From the renowned author of A Cultural History of Russia , Whispers , and The Tragedy of a People , The Europeans explores how the 19th-century railway age ushered in the first period of cultural globalization.
In Europe, the 19th century was a period of extraordinary artistic achievement. It was also the first era of cultural globalization—a time when mass communication and high-speed rail travel brought all countries closer together, overcoming the barriers of nationalism. Thus, a truly European canon emerged in art, music, and literature. By 1900, the entire continent read the same books, reproduced the same paintings, listened to the same music in their homes and concert halls, and attended the same operas in the greatest theaters.

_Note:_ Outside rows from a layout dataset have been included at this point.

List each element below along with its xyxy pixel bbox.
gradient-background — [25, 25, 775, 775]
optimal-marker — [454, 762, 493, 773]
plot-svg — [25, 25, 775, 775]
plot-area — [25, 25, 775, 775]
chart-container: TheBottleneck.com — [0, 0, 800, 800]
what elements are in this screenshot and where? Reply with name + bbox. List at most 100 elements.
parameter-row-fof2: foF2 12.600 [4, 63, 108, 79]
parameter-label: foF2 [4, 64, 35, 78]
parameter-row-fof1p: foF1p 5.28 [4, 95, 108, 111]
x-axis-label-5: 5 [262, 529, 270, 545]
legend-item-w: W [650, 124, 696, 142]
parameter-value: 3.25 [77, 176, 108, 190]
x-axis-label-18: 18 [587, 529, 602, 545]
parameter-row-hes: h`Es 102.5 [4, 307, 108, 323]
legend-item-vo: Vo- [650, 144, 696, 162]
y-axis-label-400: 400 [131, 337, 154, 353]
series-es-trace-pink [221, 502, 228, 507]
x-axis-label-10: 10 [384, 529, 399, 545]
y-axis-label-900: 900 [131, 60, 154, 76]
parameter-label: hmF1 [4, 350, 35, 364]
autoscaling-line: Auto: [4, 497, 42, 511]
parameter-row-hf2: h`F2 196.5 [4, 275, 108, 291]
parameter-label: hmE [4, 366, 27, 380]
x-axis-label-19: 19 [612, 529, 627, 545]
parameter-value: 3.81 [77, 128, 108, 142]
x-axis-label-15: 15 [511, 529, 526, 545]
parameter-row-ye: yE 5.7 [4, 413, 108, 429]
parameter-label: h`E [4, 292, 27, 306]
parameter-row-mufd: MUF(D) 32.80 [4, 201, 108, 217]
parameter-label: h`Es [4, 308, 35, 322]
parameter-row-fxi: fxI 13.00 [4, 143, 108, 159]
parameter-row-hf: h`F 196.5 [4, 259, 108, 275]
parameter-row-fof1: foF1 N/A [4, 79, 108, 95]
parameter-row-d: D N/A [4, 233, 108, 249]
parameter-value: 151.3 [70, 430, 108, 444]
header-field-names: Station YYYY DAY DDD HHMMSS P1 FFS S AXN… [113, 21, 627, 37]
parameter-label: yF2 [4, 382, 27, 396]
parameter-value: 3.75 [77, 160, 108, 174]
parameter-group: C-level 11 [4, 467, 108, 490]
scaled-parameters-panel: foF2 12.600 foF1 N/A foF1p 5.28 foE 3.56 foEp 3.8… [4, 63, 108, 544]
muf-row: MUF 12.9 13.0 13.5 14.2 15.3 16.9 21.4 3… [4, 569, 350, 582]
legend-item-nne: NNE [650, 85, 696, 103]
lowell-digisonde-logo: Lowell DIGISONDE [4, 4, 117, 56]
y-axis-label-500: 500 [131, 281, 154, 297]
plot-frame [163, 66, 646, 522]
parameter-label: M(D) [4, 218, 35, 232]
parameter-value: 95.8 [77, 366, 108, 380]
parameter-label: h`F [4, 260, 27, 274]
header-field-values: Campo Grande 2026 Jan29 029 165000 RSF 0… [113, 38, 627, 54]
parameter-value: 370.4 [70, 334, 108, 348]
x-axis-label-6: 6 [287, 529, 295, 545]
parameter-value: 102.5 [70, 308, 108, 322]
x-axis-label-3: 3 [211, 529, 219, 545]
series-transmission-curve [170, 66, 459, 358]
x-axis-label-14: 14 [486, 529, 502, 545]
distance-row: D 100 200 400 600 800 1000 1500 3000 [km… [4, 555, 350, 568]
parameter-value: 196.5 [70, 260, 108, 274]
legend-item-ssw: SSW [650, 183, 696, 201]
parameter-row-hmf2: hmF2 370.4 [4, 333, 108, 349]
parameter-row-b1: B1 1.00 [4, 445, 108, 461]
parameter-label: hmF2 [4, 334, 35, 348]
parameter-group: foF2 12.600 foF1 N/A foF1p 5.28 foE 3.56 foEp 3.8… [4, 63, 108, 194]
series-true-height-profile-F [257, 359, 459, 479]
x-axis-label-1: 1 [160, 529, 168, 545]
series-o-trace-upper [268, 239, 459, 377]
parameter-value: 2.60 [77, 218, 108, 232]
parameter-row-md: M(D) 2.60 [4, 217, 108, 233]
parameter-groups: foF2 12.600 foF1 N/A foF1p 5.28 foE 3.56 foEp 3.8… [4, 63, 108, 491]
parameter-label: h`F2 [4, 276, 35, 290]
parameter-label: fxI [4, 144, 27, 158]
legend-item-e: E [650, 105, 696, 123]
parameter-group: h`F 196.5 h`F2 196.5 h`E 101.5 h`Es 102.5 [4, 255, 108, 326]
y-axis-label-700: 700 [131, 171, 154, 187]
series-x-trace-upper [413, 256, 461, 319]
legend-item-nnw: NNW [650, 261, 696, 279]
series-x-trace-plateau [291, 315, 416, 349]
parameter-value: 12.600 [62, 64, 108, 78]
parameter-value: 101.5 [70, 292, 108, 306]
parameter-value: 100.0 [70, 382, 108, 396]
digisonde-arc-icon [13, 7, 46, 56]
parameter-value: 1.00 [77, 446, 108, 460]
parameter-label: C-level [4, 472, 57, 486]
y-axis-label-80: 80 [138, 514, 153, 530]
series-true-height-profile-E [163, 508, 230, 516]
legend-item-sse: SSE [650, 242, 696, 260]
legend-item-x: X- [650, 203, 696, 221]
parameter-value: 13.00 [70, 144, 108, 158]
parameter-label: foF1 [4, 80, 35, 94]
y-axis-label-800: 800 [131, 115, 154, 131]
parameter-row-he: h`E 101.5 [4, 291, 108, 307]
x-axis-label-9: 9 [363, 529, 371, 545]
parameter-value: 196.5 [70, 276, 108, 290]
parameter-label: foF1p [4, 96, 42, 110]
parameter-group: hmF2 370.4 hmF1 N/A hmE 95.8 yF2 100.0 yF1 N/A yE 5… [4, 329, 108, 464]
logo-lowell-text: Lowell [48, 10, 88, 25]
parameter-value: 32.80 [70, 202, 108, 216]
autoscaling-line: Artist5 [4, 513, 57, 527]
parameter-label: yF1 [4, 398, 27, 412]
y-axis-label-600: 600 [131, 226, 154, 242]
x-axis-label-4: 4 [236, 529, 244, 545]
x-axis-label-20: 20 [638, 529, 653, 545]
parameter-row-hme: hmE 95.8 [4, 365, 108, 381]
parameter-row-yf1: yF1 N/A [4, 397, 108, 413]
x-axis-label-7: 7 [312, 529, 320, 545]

Drawing on a rich collection of documents, letters, and other archival material, award-winning historian Orlando Figes analyzes the interplay between money and art, essential for the new reality to take shape. At the heart of the book is the love triangle between Russian writer Ivan Turgenev, Spanish mezzo-soprano Pauline Viardot, with whom Turgenev had a long and intimate relationship, and her husband, Louis Viardot, an art critic, theater manager, and republican activist. Together, Turgenev and the Viardots functioned as a kind of cultural nexus in Europe—they knew or crossed paths with Delacroix, Berlioz, Chopin, Brahms, Liszt, the Schumanns, Victor Hugo, Flaubert, Dickens, and Dostoevsky, among other giants.
As Figes observes, nearly all of civilization's great advances occurred during periods of intense cosmopolitanism—when people, ideas, and artistic creations circulated freely between nations. Richly detailed, *The Europeans* is a comprehensive and enchanting overview of the genesis of a continental-scale European culture that would later influence the entire world.